The cotton market will be closing 75 minutes early on Friday at 1:00 pm EST (1800 GMT). The market is shut Monday for New Year and trading resumes on Tuesday.
The New York Board of Trade's key March cotton contract rose 0.27 cent to end at 54.07 cents a lb, moving from 53.85 to 54.25 cents. The range nearly matched Tuesday's 53.60 to 54.25 cents band. May added 0.26 to 54.66 cents.
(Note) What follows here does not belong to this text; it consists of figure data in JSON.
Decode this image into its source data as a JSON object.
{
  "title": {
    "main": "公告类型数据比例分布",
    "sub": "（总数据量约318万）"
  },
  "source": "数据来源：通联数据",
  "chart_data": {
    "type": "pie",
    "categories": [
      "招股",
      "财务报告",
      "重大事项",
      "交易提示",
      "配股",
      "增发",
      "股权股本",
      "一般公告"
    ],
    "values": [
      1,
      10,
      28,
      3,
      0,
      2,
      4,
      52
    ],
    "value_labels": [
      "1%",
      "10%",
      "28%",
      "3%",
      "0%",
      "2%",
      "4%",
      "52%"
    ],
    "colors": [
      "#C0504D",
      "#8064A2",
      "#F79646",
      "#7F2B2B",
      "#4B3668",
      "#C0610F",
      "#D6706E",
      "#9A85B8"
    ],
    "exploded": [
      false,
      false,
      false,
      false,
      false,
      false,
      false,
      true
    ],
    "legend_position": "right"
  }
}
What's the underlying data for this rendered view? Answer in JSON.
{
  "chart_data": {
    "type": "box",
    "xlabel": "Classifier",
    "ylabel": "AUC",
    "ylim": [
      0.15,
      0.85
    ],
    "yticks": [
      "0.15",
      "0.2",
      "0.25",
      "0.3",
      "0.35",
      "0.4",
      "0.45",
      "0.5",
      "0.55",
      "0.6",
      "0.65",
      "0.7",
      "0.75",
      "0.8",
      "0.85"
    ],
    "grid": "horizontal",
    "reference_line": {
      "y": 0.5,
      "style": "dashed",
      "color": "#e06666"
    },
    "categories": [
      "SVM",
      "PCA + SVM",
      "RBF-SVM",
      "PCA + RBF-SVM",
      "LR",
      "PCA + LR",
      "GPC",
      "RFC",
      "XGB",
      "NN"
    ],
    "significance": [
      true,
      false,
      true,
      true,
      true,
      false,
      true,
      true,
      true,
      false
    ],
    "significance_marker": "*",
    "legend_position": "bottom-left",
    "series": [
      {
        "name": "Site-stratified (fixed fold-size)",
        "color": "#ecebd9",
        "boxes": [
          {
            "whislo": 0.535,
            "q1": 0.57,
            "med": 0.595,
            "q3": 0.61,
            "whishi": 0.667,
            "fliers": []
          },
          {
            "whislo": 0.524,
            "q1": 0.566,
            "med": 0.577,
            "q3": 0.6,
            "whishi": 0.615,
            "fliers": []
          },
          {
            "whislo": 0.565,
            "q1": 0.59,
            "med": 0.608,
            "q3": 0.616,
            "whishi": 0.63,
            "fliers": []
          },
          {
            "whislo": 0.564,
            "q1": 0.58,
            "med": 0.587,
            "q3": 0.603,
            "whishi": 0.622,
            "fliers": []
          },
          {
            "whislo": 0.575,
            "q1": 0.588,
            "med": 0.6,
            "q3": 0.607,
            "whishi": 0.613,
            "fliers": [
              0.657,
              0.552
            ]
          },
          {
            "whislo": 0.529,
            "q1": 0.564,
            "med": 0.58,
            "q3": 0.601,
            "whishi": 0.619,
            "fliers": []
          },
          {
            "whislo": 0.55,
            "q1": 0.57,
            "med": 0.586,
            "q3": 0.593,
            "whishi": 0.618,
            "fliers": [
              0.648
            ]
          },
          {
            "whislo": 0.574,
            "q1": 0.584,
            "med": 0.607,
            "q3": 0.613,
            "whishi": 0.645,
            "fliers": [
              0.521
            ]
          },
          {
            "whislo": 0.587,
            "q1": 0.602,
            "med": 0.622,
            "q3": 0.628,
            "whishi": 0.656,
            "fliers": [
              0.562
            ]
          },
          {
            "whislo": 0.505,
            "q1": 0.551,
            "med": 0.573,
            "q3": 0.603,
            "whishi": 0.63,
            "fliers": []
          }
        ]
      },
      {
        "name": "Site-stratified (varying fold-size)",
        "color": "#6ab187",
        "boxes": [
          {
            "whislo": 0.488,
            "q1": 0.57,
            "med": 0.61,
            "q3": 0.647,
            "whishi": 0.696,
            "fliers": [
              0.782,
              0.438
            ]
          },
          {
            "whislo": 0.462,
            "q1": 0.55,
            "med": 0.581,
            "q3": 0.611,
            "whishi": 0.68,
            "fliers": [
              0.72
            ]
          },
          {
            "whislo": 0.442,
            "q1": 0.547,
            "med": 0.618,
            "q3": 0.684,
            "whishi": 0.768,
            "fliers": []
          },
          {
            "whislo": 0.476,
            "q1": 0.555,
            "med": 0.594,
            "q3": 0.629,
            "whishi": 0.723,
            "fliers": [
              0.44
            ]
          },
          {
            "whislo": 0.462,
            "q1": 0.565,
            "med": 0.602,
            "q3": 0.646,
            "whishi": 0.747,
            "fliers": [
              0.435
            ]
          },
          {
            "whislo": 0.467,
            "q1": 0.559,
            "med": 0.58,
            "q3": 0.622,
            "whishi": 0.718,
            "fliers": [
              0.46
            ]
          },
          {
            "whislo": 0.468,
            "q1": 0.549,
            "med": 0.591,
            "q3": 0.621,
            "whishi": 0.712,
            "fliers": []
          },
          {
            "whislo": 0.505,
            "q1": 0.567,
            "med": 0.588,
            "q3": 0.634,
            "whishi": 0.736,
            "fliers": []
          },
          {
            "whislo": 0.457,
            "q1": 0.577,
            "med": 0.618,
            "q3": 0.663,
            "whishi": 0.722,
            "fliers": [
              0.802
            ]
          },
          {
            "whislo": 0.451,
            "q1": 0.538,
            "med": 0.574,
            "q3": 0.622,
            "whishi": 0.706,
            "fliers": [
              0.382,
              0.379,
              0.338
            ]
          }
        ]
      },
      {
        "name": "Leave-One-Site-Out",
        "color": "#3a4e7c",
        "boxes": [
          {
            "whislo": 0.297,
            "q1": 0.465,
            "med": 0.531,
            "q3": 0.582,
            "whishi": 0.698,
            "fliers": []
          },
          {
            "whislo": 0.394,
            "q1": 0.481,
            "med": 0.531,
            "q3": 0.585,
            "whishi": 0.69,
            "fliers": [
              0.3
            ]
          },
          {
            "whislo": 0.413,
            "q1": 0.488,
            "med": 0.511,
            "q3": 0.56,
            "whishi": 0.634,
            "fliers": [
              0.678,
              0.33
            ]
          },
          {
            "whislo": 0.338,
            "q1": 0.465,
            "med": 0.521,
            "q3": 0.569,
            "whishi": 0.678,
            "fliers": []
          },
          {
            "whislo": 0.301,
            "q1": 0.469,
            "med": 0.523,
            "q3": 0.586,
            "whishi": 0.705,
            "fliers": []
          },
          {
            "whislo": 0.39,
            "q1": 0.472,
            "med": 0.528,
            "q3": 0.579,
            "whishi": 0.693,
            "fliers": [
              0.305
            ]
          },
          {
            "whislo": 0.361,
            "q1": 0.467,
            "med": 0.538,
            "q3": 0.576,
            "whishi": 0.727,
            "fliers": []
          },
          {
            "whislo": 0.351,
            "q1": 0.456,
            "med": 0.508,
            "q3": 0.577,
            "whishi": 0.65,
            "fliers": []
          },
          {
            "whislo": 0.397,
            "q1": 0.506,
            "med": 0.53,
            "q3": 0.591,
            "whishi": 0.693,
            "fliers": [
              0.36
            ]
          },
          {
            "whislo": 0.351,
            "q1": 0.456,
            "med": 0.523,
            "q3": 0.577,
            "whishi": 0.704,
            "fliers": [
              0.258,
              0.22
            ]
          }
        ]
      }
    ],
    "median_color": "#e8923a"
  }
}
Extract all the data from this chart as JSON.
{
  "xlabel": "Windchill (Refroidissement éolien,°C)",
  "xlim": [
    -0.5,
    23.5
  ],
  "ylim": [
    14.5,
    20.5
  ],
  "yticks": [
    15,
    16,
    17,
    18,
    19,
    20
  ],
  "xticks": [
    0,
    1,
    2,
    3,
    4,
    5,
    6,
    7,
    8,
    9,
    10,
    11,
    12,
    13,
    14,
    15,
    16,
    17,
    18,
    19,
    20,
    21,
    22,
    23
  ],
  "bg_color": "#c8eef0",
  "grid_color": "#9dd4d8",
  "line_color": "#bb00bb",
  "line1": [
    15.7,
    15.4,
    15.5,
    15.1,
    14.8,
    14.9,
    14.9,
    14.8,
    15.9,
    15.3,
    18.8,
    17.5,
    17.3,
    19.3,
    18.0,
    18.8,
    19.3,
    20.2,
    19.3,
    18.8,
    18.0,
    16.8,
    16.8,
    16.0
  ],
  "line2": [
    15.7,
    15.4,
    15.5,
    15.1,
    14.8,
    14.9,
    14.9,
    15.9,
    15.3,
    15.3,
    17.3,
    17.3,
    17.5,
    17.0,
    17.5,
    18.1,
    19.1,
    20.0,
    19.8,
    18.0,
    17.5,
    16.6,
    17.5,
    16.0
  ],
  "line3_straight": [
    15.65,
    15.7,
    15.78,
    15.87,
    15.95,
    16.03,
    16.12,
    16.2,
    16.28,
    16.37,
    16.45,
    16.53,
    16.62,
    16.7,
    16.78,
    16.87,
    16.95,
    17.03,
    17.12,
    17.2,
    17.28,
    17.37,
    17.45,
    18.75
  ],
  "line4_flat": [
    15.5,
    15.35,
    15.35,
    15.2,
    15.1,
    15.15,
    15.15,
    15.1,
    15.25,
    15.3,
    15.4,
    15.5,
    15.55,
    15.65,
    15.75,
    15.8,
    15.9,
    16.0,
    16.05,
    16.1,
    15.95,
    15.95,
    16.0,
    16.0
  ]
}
The rest increased from 0.30 to 0.47 cent.
Keith Brown, president of commodity firm Keith Brown and Co in Moultrie, Georgia, said speculative fund buying again pushed the market to 54.25 cents, basis March, but was again beaten back by producer sales.
"We're getting some equilibrium in here," he said, adding though that any major moves in cotton may well have to wait until after the New Year holiday festivities.
The benchmark March cotton contract has been largely confined between 52.50 and 54.50 cents the past few sessions, analysts said.
Futures popped higher at the start as speculators again sought to touch off automatic buy orders above 54.25 cents in the March contract, dealers said.
"We tried the high but stalled because there is just too much trade selling at that level," one said.
Fundamentally, the market will wait for Friday's release of the weekly US Department of Agriculture export sales report to get some guidance on the pace of fibre sales.
In other news, the weekly spec/hedge report from the New York Board of Trade showed the funds net long 8.3 percent against 3.2 percent net long last week.
Brokers Flanagan Trading Corp sees resistance in the March contract at 54.65 and 55.10 cents, with support at 54.05 and 53.20 cents.
Floor dealers said estimated final volume amounted to 7,200 lots, from the prior tally of 7,220 lots. Open interest rose 917 lots to 104,251 contracts as of December 27.